In 2013, compensation for the average CEO (using a measure that includes the value of stock options that were realized during the year) was $15.2 million, an increase of 2.8 percent over the year and more than 20 percent since 2010[1].

Over the long term, pay for these top executives has soared and is now 937 percent higher than in 1978. This pay escalation was much faster than both the growth of the stock market and income of other high-wage earners, signaling that the extreme increases in CEO pay are not due to improving CEO productivity but because significant rents are embedded in executive compensation.

Meanwhile, the compensation of a typical worker has only grown by 10.2 percent since 1978. While CEO pay increased more than 20 percent since 2010, inflation-adjusted typical worker compensation has actually fallen slightly. To put this in perspective, we look to the CEO-to-worker compensation ratio, which measures the gap between CEO pay at the top 350 U.S. companies and the compensation of the workers in the industry of each respective CEO.

In 2013, the CEO-to-worker compensation ratio was 295.9-to-1, meaning that top executives made nearly 300 times the amount their average workers earned.

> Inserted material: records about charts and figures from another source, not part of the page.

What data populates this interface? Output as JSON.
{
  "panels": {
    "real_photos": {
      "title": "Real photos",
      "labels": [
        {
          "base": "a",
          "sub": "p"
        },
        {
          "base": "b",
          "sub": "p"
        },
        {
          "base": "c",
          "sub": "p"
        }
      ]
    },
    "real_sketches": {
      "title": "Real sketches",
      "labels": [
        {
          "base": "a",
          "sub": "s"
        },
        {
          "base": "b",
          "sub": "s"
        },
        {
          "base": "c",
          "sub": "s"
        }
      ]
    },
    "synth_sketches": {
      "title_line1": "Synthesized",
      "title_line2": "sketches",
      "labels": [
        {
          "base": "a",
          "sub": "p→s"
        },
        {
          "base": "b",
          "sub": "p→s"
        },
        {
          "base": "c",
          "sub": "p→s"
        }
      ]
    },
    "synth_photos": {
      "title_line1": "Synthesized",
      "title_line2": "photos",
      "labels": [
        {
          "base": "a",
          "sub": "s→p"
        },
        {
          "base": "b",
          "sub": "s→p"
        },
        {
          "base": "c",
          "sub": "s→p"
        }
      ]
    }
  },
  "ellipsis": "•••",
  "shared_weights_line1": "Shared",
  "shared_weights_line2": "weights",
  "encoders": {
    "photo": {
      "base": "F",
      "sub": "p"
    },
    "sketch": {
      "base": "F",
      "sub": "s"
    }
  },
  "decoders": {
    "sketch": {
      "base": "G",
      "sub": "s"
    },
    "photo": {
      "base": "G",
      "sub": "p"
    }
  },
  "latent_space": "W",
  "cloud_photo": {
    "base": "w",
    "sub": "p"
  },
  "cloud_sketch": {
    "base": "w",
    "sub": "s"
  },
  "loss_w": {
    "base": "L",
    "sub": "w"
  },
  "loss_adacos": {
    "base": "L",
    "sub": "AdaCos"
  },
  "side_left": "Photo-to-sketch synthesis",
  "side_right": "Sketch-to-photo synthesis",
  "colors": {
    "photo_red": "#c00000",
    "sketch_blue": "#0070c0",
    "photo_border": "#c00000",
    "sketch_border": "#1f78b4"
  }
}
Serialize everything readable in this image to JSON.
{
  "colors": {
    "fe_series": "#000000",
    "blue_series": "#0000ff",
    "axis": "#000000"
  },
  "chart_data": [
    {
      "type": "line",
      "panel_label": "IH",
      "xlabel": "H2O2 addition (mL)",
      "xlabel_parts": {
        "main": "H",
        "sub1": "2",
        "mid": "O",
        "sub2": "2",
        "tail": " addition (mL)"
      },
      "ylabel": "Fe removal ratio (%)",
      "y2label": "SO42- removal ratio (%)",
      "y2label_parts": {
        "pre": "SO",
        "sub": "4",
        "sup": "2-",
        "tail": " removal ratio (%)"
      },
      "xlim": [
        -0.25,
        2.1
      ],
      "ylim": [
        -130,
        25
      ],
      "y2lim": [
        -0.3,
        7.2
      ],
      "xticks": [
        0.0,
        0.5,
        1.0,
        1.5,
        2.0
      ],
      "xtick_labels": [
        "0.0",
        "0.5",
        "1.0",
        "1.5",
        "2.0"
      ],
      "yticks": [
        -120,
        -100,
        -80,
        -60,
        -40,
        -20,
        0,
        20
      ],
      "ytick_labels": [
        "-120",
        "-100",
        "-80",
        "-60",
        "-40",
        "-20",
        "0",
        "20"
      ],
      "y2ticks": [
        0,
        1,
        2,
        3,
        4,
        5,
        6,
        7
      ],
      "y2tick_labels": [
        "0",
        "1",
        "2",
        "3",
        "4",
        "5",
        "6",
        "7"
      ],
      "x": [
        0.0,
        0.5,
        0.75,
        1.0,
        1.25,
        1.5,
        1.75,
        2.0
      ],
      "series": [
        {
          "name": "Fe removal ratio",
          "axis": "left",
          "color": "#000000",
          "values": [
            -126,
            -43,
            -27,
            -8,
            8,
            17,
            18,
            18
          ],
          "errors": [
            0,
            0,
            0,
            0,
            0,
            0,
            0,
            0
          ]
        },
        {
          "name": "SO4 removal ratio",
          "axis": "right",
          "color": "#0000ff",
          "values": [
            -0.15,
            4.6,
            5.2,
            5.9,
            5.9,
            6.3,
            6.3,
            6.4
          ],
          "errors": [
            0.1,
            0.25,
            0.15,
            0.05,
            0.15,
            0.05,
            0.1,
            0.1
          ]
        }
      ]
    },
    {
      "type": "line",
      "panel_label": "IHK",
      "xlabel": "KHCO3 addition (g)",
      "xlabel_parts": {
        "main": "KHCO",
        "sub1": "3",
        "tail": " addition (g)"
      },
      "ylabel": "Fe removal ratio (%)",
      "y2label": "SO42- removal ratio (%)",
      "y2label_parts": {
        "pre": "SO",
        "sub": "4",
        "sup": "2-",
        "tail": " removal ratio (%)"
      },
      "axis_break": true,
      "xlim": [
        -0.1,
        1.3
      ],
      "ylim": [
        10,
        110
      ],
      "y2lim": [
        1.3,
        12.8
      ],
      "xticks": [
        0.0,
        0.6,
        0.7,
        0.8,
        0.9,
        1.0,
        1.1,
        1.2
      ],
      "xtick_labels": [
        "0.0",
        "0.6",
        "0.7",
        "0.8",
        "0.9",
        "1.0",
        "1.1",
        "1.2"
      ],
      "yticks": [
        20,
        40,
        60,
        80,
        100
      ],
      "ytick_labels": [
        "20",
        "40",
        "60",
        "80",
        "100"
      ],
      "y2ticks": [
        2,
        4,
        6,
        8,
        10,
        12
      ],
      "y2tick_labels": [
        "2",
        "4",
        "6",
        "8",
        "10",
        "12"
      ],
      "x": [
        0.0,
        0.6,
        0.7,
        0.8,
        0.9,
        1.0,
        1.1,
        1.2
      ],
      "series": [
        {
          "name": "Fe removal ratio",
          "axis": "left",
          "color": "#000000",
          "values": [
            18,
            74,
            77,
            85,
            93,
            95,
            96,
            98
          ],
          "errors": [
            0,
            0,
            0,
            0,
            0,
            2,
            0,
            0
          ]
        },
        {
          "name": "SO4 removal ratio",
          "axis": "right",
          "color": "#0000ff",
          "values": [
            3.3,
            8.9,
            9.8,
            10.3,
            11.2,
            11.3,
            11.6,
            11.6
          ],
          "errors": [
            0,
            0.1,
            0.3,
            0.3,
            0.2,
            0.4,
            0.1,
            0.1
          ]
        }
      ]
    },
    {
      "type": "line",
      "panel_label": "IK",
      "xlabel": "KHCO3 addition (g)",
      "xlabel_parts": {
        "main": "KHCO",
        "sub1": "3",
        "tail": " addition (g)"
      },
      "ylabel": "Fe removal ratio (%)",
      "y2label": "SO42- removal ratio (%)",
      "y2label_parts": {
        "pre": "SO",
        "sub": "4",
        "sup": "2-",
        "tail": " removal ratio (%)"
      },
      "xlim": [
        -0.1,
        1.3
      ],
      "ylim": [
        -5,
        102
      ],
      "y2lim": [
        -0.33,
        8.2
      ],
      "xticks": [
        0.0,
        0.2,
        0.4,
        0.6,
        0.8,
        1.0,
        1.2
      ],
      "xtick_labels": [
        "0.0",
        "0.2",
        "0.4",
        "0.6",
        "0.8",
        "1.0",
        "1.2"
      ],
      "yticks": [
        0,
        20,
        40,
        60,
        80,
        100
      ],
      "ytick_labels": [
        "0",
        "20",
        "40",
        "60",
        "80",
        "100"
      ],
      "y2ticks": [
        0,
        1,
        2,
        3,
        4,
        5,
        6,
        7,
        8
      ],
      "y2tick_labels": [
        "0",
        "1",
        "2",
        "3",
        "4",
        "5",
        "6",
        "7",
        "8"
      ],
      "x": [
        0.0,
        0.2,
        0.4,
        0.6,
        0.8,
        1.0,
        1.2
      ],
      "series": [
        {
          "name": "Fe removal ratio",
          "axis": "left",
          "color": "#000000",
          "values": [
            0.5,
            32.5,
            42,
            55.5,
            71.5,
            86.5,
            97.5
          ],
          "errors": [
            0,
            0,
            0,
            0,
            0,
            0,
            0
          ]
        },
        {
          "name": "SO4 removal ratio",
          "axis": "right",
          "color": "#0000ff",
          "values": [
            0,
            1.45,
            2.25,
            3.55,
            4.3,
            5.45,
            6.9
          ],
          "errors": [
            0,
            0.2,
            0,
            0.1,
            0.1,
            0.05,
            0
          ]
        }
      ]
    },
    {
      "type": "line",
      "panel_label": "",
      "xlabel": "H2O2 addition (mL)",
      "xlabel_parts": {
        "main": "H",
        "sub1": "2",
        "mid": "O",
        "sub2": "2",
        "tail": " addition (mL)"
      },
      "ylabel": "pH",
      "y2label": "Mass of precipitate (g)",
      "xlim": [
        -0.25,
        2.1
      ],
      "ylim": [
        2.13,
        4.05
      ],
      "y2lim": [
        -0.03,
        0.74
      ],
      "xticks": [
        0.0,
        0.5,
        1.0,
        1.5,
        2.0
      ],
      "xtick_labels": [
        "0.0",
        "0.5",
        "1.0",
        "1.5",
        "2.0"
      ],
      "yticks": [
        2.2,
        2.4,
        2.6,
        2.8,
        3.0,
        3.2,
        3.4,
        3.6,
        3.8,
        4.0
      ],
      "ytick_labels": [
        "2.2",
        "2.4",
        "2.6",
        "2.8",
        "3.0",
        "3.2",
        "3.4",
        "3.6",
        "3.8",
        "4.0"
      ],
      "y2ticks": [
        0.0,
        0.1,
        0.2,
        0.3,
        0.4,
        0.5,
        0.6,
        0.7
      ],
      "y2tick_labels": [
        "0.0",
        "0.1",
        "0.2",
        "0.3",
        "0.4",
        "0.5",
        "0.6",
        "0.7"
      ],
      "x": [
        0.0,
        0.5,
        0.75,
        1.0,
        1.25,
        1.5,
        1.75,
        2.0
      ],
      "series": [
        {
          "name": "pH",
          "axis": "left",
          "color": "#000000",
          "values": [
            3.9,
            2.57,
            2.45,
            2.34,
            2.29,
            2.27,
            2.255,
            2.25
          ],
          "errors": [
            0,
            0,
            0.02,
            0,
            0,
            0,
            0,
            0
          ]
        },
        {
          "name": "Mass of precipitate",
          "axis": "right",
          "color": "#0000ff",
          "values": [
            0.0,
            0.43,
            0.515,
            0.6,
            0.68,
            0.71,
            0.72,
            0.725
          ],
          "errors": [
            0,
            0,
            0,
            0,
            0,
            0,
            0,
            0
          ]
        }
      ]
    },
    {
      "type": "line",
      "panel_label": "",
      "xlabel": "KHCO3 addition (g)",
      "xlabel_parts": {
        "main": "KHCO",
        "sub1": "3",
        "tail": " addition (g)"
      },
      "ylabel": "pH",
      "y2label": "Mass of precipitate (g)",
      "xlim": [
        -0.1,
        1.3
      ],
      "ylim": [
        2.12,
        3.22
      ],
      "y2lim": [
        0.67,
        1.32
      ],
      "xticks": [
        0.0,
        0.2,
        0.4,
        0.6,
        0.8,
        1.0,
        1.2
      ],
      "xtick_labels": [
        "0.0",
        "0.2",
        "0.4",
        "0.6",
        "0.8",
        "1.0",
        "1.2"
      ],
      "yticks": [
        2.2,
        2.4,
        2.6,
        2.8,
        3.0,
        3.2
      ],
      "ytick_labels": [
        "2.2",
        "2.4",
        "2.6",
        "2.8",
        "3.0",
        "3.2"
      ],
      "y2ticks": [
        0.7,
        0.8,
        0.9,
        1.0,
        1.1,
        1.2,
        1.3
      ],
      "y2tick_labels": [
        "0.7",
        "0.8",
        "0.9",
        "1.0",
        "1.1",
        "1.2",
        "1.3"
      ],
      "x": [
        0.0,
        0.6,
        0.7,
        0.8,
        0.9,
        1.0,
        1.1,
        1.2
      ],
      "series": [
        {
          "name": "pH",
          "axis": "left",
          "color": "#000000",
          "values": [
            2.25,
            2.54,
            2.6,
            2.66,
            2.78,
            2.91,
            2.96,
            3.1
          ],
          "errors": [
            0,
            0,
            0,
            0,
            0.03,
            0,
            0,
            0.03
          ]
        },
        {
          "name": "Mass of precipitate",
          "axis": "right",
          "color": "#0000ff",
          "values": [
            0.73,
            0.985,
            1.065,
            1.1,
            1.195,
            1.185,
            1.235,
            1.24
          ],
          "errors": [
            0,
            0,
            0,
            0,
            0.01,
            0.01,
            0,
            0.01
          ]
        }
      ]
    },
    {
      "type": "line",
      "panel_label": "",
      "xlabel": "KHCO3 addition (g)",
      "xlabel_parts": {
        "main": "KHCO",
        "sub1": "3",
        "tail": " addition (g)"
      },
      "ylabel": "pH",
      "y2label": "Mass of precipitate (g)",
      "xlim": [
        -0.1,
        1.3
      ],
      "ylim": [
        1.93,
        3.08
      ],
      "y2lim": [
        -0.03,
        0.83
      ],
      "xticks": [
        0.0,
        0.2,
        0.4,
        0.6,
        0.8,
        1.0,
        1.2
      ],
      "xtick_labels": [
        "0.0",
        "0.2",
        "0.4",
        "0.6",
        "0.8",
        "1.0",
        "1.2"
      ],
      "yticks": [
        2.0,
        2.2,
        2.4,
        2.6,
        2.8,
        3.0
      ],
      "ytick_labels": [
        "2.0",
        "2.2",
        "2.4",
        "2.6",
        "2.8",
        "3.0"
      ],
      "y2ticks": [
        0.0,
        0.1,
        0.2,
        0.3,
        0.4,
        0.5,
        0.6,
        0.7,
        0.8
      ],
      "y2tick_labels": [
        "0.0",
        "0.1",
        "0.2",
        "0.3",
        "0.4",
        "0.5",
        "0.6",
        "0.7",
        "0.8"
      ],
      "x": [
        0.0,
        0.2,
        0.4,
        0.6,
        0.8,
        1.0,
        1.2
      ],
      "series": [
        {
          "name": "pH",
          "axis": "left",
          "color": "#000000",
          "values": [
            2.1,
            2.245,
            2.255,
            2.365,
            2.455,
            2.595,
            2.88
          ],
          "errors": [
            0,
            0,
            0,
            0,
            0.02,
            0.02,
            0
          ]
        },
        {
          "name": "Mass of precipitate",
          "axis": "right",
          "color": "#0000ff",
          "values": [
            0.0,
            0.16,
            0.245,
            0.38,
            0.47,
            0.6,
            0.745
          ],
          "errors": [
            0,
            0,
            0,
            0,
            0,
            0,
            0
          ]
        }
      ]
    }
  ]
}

The 2013 ratio is far above the ratio in 1965 (20-to-1), 1995 (122.6-to-1) and last year (278.2-to-1).

While data availability and sample size issues do not allow us to compute this measure at the state level, local sources have started to look at CEO pay for some companies that are headquartered in Pennsylvania. For example, the Pittsburgh Post-Gazette has begun compiling the “Fortunate 50,” a list of compensation for highly-paid executives at firms headquartered in the Pittsburgh area.

While the Post-Gazette’s measure of compensation is computed using slightly different methodology than the EPI study (most notably, the value of stock options realized during the year is not included), compensation for area executives averaged $5.7 million, down about 15 percent over the year.

However, if the options-realized value was included, it is likely that these executives would have seen a jump in pay that’s comparable to the national increase detailed in the EPI study. In fact, according to this table from the Post-Gazette, Pittsburgh executives took advantage of the rebounding stock market and exercised millions of dollars in stock options in 2013, some cashing in more than $15 million.

Average worker pay[2] (not compensation) grew 2.4 percent over the year in the Pittsburgh metro area. Again, accounting for the stock options that executives in the area realized this year would likely show that executive pay growth in Pittsburgh, as in the nation, is far outpacing average worker wages. Skyrocketing CEO compensation is one of the largest contributors to runaway income inequality in both the state and the nation.

 


[1] Facebook was excluded from the sample for being a high outlier. Including the company would increase average CEO pay in 2013 to $24.8 million.

[2] Average weekly earnings from Current Employment Statistics data.